Pero no se crea que el mal que Israel asesta a los palestinos, sirios, libaneses… cuenta con el repudio de nuestras sociedades ahítas. De manera casi imperceptible, la presencia de representantes israelitas (formaciones deportivas, principalmente) en los países europeos comporta una seria discusión de la soberanía de estos. Un ejemplo: cada vez que el equipo de baloncesto del Maccavi Tel Aviv se enfrenta a un equipo español ¡en España!, nadie puede lucir en el interior de los recintos deportivos la “kufiya” que simboliza a la patria Palestina. ¿Por qué? ¿Cuál es el poder de las autoridades israelíes?

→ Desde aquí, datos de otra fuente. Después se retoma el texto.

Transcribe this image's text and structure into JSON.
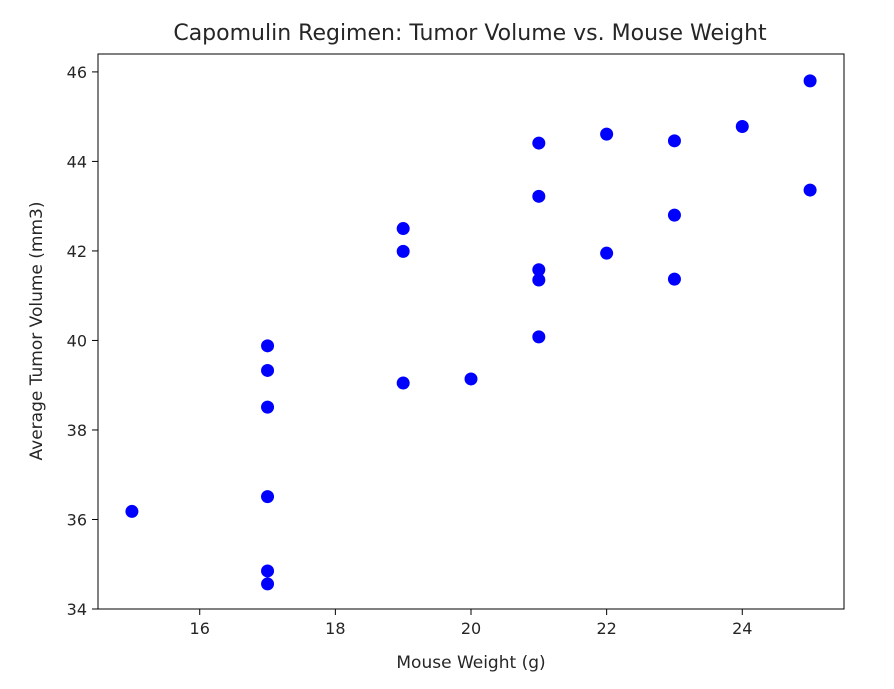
{
  "chart_data": {
    "type": "scatter",
    "title": "Capomulin Regimen: Tumor Volume vs. Mouse Weight",
    "xlabel": "Mouse Weight (g)",
    "ylabel": "Average Tumor Volume (mm3)",
    "xlim": [
      14.5,
      25.5
    ],
    "ylim": [
      34,
      46.4
    ],
    "xticks": [
      16,
      18,
      20,
      22,
      24
    ],
    "yticks": [
      34,
      36,
      38,
      40,
      42,
      44,
      46
    ],
    "grid": false,
    "marker_color": "#0000ff",
    "series": [
      {
        "name": "Capomulin",
        "points": [
          {
            "x": 15,
            "y": 36.18
          },
          {
            "x": 17,
            "y": 39.88
          },
          {
            "x": 17,
            "y": 39.33
          },
          {
            "x": 17,
            "y": 38.51
          },
          {
            "x": 17,
            "y": 36.51
          },
          {
            "x": 17,
            "y": 34.85
          },
          {
            "x": 17,
            "y": 34.56
          },
          {
            "x": 19,
            "y": 42.5
          },
          {
            "x": 19,
            "y": 41.99
          },
          {
            "x": 19,
            "y": 39.05
          },
          {
            "x": 20,
            "y": 39.14
          },
          {
            "x": 21,
            "y": 44.41
          },
          {
            "x": 21,
            "y": 43.22
          },
          {
            "x": 21,
            "y": 41.58
          },
          {
            "x": 21,
            "y": 41.35
          },
          {
            "x": 21,
            "y": 40.08
          },
          {
            "x": 22,
            "y": 44.61
          },
          {
            "x": 22,
            "y": 41.95
          },
          {
            "x": 23,
            "y": 44.46
          },
          {
            "x": 23,
            "y": 42.8
          },
          {
            "x": 23,
            "y": 41.37
          },
          {
            "x": 24,
            "y": 44.78
          },
          {
            "x": 25,
            "y": 45.8
          },
          {
            "x": 25,
            "y": 43.36
          }
        ]
      }
    ]
  }
}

El poeta Mahmud Darwish (1941-2008) es un ejemplo de lo que no solo un hombre de paz, no solo un hombre de letras, sino un nacido palestino ha de sufrir a lo largo de su vida. El poeta nació en Birwa, un pequeño pueblo al oeste de Galilea. A los pocos años de nacer, fue destruido por el ejército del recién proclamado Estado de Israel (1948). Sobre sus ruinas, los colonos (¡esos paramilitares encubiertos!) levantaron un asentamiento que, además de impedir el regreso de los primeros moradores del pueblo, facilita la abolición de la memoria palestina. Escribe Darwish en “¿Por qué has dejado solo al caballo?”: “Aún no estaba acostumbrado a mi madre, ni reconocía a sus parientes, / cuando del mar llegaron los furgones. Pero desde que nací, / como nace aquí el ganado, de cuajo, / conocía el olor a tabaco del manto de mi abuelo/ y el olor siempre idéntico del café”. Mahmud murió en el exilio, pero siempre fue un exiliado, incluso en el poco tiempo que pudo estar en su tierra natal, aunque fuera entre rejas. Al final de sus días, concluyó, en la obra “En presencia de la ausencia” que “yo -te dices a ti mismo- prefiero vivir como extranjero en el exilio y no como extranjero en casa: en el exilio, no queda más remedio”.
Los poetas (¿terroristas de las palabras y el pensamiento?) mueren como cualquier compatriota, pero acaban sembrando en el desierto las semillas de una memoria que se alza como una rebeldía imparable, a pesar de todo. Los poetas saben que el azul de la estrella de cinco puntas trae el infierno en una mano, mientras la otra enjuga las lágrimas por el dolor espantosamente sufrido durante el Holocausto. Víctima y victimario en el mismo ser sin aparente contradicción criminal. Pero el número de los muertos sigue aumentando en la Palestina de los palestinos.